Acer, hacked twice in one week by the same threat group.

Acer was hacked for the second time in just one week by the same hacking group, it has been learned.

A threat group called “Desorden” sent an email to journalists, telling them that it had hacked Acer India’s servers and stolen data, including customer information.

Afterwards, Acer confirmed the intrusion, but said it was a “single attack” and only affected after-sales service systems in India.

Less than a week later, Desorden made a statement on October 15 that it had broken into Acer’s servers in Taiwan and stolen information about its employees and products.

The attack also exposed images of Acer’s internal portal in Taiwan and a CSV file containing login credentials of Acer employees, proving that Acer is still vulnerable.

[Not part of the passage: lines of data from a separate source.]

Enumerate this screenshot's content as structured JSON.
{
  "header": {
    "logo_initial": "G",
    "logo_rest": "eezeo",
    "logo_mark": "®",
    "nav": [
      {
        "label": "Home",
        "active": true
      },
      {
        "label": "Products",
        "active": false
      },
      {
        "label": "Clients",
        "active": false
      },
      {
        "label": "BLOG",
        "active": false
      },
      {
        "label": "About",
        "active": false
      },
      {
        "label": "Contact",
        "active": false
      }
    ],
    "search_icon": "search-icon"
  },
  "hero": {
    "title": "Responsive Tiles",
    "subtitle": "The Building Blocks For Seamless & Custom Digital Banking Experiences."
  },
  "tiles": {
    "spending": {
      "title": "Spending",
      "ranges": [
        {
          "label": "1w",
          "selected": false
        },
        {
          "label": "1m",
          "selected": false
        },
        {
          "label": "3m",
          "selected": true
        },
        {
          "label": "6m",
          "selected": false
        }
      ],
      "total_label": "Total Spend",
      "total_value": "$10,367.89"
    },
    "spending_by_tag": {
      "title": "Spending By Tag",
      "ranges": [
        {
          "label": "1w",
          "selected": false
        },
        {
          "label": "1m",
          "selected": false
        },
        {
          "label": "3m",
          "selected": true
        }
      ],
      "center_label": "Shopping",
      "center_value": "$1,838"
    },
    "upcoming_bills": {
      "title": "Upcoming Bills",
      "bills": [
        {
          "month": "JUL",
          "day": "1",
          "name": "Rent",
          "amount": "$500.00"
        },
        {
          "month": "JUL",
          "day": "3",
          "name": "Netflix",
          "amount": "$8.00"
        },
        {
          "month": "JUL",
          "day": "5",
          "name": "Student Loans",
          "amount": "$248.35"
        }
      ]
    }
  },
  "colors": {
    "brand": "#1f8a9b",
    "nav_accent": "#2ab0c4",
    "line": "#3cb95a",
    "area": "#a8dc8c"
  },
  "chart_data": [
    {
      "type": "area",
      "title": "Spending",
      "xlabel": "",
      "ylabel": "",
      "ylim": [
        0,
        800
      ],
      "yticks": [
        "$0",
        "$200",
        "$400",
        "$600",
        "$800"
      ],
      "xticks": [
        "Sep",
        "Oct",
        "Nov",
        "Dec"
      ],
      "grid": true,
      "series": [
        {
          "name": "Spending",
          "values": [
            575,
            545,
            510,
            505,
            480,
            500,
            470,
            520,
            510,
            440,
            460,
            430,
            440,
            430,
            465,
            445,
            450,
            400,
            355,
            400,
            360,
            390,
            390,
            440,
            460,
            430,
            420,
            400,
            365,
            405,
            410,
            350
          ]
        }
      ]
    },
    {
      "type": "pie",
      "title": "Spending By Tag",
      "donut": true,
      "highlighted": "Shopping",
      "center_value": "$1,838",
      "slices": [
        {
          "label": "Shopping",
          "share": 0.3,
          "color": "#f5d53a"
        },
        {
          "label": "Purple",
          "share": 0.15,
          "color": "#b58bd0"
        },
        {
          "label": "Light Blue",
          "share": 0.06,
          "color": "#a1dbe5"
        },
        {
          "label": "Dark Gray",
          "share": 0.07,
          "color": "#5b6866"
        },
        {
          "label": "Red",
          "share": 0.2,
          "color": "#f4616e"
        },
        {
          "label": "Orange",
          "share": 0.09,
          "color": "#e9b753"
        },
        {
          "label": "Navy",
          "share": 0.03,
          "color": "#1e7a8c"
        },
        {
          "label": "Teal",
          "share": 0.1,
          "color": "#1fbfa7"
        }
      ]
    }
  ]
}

This was meant to prove our point that Acer is neglecting cybersecurity. – Desorden

Acer shut down the vulnerable server soon after the intruder reported it to the company, but the hacking group commented that other servers in Malaysia and Indonesia were still vulnerable.

Acer confirmed the attack and said the breach in Taiwan only involved employee data.

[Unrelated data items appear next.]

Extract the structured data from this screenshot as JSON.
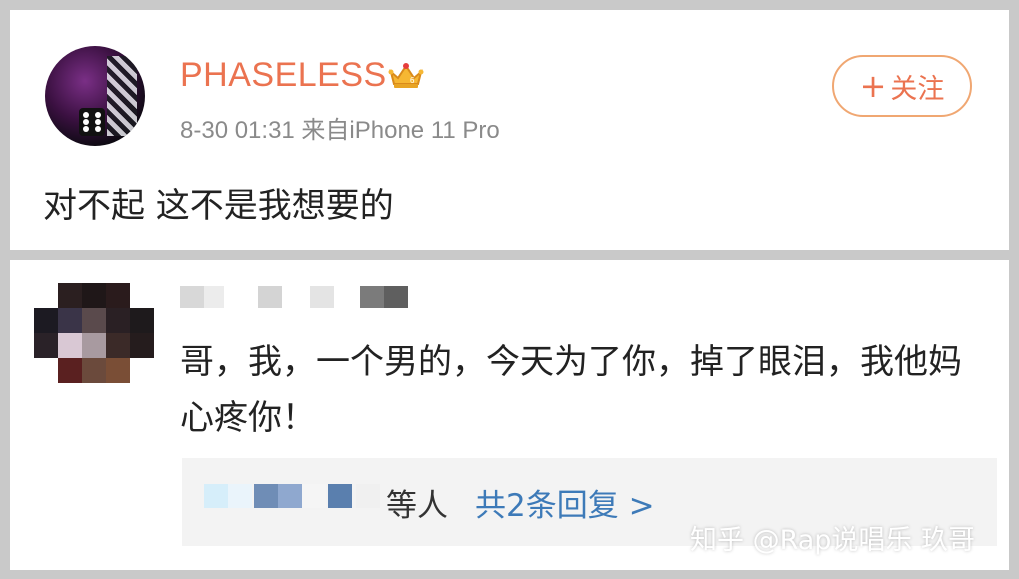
{
  "post": {
    "username": "PHASELESS",
    "badge_icon": "crown-icon",
    "meta": "8-30 01:31  来自iPhone 11 Pro",
    "follow_label": "关注",
    "follow_plus": "+",
    "text": "对不起 这不是我想要的"
  },
  "comment": {
    "text": "哥，我，一个男的，今天为了你，掉了眼泪，我他妈心疼你！",
    "replies_suffix": "等人",
    "replies_link": "共2条回复 >"
  },
  "watermark": "知乎 @Rap说唱乐 玖哥",
  "colors": {
    "username": "#eb7350",
    "follow_border": "#f0a772",
    "link": "#3d7ab8",
    "background": "#c9c9c9"
  }
}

We have recently detected a single attack on our local after-sales service system in India and a further attack in Taiwan.

After detection, we immediately initiated security protocols and performed a full scan of our systems.

We have notified all potentially affected customers in India, but the attack on our systems in Taiwan did not include any customer data.

This incident has been reported to local law enforcement and relevant authorities and will not have a material impact on our operations and business continuity.Acer

In addition to these two breaches, Acer also suffered a cyberattack in March 2021, when the ransomware REvil encrypted data and demanded a $50 million ransom.

Desorden has a history of carrying out corporate intrusions and exfiltrating data when ransoms are not paid, and in September 2021 Desordern hacked into ABX Express, a subsidiary of Kerry Logistics, and stole 200GB of data, including customers’ personal information. He commented.